La plus belle victoire de Louis Borfiga et de Sylvain Bruneau s’est concrétisée en septembre dernier, quand la jeune Bianca Andreescu, 19 ans, arrache la victoire à Serena Williams sur le court central des Internationaux des États-Unis. C’est la première fois qu’une Canadienne remporte un tournoi du grand chelem.
La première personne qu’elle est allée embrasser après le coup final, c’est son entraîneur, Sylvain Bruneau. « J’ai ressenti beaucoup de fierté, énormément, un grand sentiment de joie, on a eu beaucoup d'inquiétude avec ses problèmes de santé tout au long de l’année alors c'était fantastique », se souvient l’entraîneur.
Louis Borfiga, qui avait prédit quelques mois auparavant que l’un de ses poulains allait prochainement remporter un tournoi du grand chelem, ne s’attendait pas à ce que sa prédiction se réalise aussi vite : « En tant que responsable du tennis canadien, c'est vrai que c'était l'un de mes rêves de pouvoir gagner un grand chelem, donc c’est une journée qui va rester à jamais gravée dans ma mémoire ».
Surveillez aussi du coin de l’œil le jeune Québécois Félix Auger-Aliassime qui, selon Louis Borfiga, va devenir un très grand champion, tout comme le jeune Denis Shapovalov…
Suivront-ils les traces de Milos Raonic, qui s’est hissé parmi les meilleurs, et Eugénie Bouchard, qui ont tous tracé le sillon vers le sommet ? Bref, en un peu plus d’une décennie, on peut qualifier de "fulgurante" l’ascension du Canada en tant que puissance sur le circuit international du tennis.
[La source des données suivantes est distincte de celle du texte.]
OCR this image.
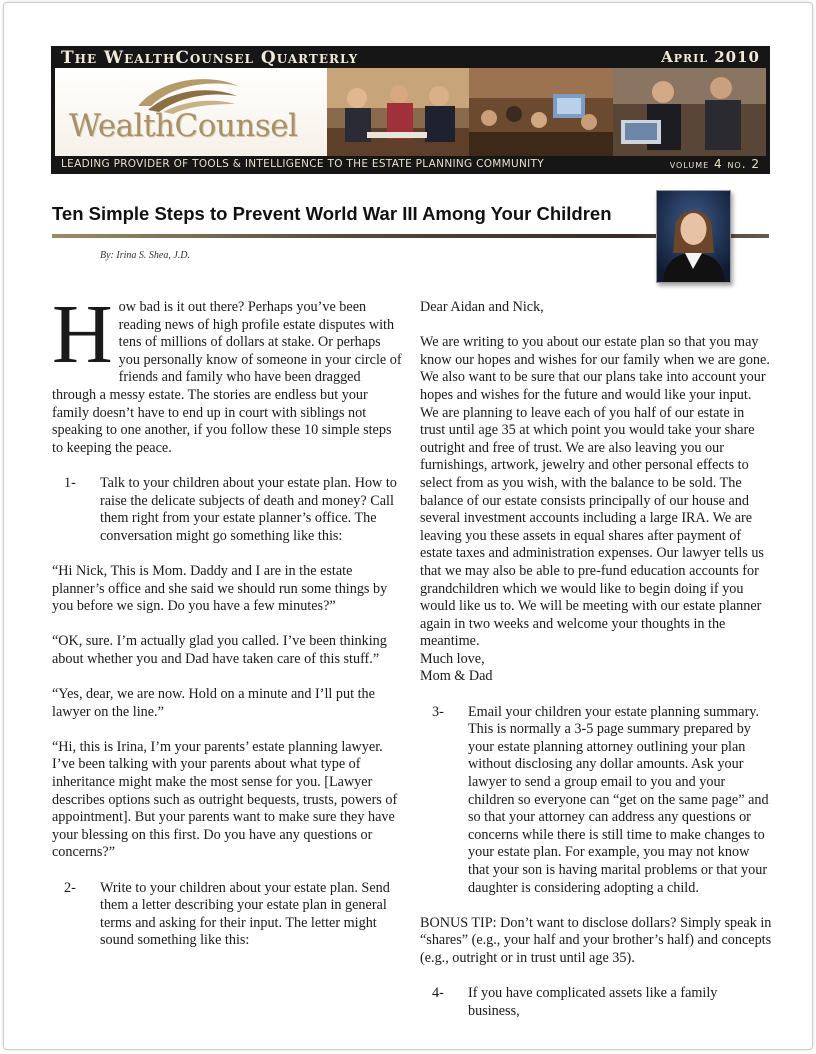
The WealthCounsel Quarterly	April 2010
WealthCounsel
LEADING PROVIDER OF TOOLS & INTELLIGENCE TO THE ESTATE PLANNING COMMUNITY	volume 4 no. 2
Ten Simple Steps to Prevent World War III Among Your Children
By: Irina S. Shea, J.D.

How bad is it out there? Perhaps you’ve been reading news of high profile estate disputes with tens of millions of dollars at stake. Or perhaps you personally know of someone in your circle of friends and family who have been dragged through a messy estate. The stories are endless but your family doesn’t have to end up in court with siblings not speaking to one another, if you follow these 10 simple steps to keeping the peace.

1- Talk to your children about your estate plan. How to raise the delicate subjects of death and money? Call them right from your estate planner’s office. The conversation might go something like this:

“Hi Nick, This is Mom. Daddy and I are in the estate planner’s office and she said we should run some things by you before we sign. Do you have a few minutes?”

“OK, sure. I’m actually glad you called. I’ve been thinking about whether you and Dad have taken care of this stuff.”

“Yes, dear, we are now. Hold on a minute and I’ll put the lawyer on the line.”

“Hi, this is Irina, I’m your parents’ estate planning lawyer. I’ve been talking with your parents about what type of inheritance might make the most sense for you. [Lawyer describes options such as outright bequests, trusts, powers of appointment]. But your parents want to make sure they have your blessing on this first. Do you have any questions or concerns?”

2- Write to your children about your estate plan. Send them a letter describing your estate plan in general terms and asking for their input. The letter might sound something like this:

Dear Aidan and Nick,

We are writing to you about our estate plan so that you may know our hopes and wishes for our family when we are gone. We also want to be sure that our plans take into account your hopes and wishes for the future and would like your input. We are planning to leave each of you half of our estate in trust until age 35 at which point you would take your share outright and free of trust. We are also leaving you our furnishings, artwork, jewelry and other personal effects to select from as you wish, with the balance to be sold. The balance of our estate consists principally of our house and several investment accounts including a large IRA. We are leaving you these assets in equal shares after payment of estate taxes and administration expenses. Our lawyer tells us that we may also be able to pre-fund education accounts for grandchildren which we would like to begin doing if you would like us to. We will be meeting with our estate planner again in two weeks and welcome your thoughts in the meantime.

Much love,

Mom & Dad

3- Email your children your estate planning summary. This is normally a 3-5 page summary prepared by your estate planning attorney outlining your plan without disclosing any dollar amounts. Ask your lawyer to send a group email to you and your children so everyone can “get on the same page” and so that your attorney can address any questions or concerns while there is still time to make changes to your estate plan. For example, you may not know that your son is having marital problems or that your daughter is considering adopting a child.

BONUS TIP: Don’t want to disclose dollars? Simply speak in “shares” (e.g., your half and your brother’s half) and concepts (e.g., outright or in trust until age 35).

4- If you have complicated assets like a family business,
Le Canada est maintenant considéré comme une puissance dans le domaine du tennis : « Ce n’est pas nous qui le disons, ce sont les autres fédérations", souligne Louis Borfiga. Le Canada est même cité en exemple. C'était l'un des objectifs des dirigeants il y a douze ans de faire du Canada une nation forte dans le tennis international et on peut se dire : mission accomplie ».
« Sur la planète tennis, on était un pays du Tiers-Monde à une époque, se souvient Sylvain Bruneau. Maintenant beaucoup d'entraîneurs, de nations, d'athlètes regardent ce qu'il se passe au Canada, ils sont surpris de la rapide ascension des athlètes canadiens ».
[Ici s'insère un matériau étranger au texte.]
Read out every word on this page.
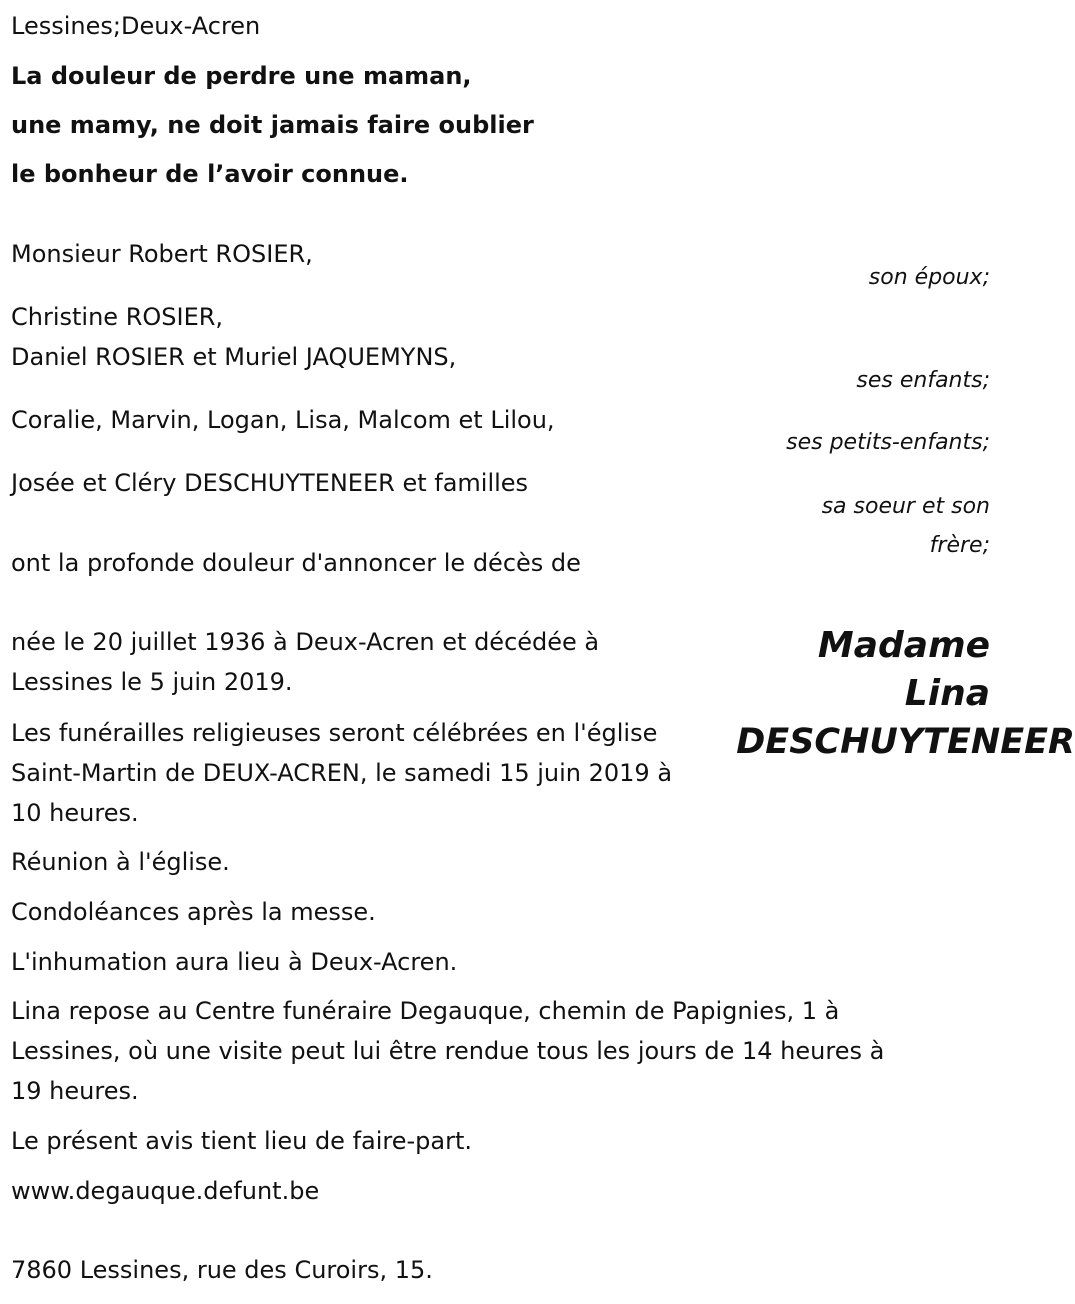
Lessines;Deux-Acren

La douleur de perdre une maman,

une mamy, ne doit jamais faire oublier

le bonheur de l’avoir connue.

Monsieur Robert ROSIER,

son époux;

Christine ROSIER,

Daniel ROSIER et Muriel JAQUEMYNS,

ses enfants;

Coralie, Marvin, Logan, Lisa, Malcom et Lilou,

ses petits-enfants;

Josée et Cléry DESCHUYTENEER et familles

sa soeur et son

frère;

ont la profonde douleur d'annoncer le décès de

Madame
Lina
DESCHUYTENEER

née le 20 juillet 1936 à Deux-Acren et décédée à

Lessines le 5 juin 2019.

Les funérailles religieuses seront célébrées en l'église

Saint-Martin de DEUX-ACREN, le samedi 15 juin 2019 à

10 heures.

Réunion à l'église.

Condoléances après la messe.

L'inhumation aura lieu à Deux-Acren.

Lina repose au Centre funéraire Degauque, chemin de Papignies, 1 à

Lessines, où une visite peut lui être rendue tous les jours de 14 heures à

19 heures.

Le présent avis tient lieu de faire-part.

www.degauque.defunt.be

7860 Lessines, rue des Curoirs, 15.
Louis Borfiga précise que le soutien indéfectible des responsables de Tennis Canada explique en partie ce succès : « On n'aurait pas pu réussir s'il n'y avait pas eu une osmose entre les directions et nous, c'est ça qui fait le succès, cette même ambition de vouloir faire du Canada une nation forte sur la scène internationale ».
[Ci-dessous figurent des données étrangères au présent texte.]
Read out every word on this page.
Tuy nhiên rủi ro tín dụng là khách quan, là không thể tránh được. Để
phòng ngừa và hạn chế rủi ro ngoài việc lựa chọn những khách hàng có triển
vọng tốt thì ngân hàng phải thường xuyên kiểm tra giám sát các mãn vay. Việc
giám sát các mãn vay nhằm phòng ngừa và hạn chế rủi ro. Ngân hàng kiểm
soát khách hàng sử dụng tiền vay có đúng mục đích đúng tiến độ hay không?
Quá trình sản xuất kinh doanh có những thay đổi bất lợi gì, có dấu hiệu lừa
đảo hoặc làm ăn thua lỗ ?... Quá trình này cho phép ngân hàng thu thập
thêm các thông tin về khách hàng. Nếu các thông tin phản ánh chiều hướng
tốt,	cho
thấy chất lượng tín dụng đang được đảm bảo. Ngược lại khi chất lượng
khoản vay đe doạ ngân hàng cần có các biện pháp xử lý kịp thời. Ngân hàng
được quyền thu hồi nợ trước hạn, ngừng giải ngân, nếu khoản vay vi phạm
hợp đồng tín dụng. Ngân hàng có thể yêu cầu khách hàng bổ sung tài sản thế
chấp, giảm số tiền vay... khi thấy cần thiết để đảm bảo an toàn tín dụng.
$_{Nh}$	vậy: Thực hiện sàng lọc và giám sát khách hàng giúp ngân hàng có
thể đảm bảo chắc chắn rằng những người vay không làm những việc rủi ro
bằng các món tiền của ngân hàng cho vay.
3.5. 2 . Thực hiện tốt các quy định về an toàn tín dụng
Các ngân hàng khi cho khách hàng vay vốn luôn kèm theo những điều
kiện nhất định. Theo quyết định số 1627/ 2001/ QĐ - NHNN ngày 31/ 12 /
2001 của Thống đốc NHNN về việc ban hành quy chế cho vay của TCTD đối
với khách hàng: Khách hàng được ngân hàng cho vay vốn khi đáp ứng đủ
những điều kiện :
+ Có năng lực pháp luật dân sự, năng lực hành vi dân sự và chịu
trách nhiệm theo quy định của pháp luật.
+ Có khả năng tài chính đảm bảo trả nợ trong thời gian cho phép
Pour Louis Borfiga et Sylvain Bruneau, pas question de dormir sur leurs lauriers : « On travaille déjà à préparer l’avenir. C’est vrai que l'avenir pour Tennis Canada est plutôt florissant avec tous les bons joueurs qui sont très jeunes », fait remarquer Louis.
« Le but, c'est de poursuivre et de bâtir sur cette fabuleuse année qu'a été 2019. Il faut rester ambitieux, il faut rester audacieux, ne surtout pas ralentir, regarder vers le futur », ajoute Sylvain Bruneau.
Sylvain va s’envoler pour la Californie où Bianca va reprendre les entraînements après une blessure au genou qui l’a mise au repos ces dernières semaines. La jeune femme de 19 ans vient d’être élue athlète de l’année au Canada par un comité de journalistes. Elle a aussi remporté le prix de la révélation de l’année sur le circuit professionnel de la WTA.
« Je crois qu'elle a les qualités mentales et physiques pour rester au niveau qu'elle a démontré en 2019, assure son entraîneur. Je pense qu’elle va être dans la lignée des champions, mais il faut continuer à se renouveler, à progresser ».
Quant à Louis Borfiga, il avoue avoir reçu des offres de la Fédération française de Tennis pour qu’il rentre en France, mais il les a déclinées : « J’ai encore du travail à faire ici », dit-il avec un sourire au coin.
Le travail en question, c’est de continuer à entraîner le plus de jeunes possible pour leur offrir la chance de devenir champion un jour, sans oublier, rappelle Louis Borfiga, « que le tennis demeure un jeu et que pour un enfant de 12-13 ans, le plus important, c'est le plaisir de jouer ».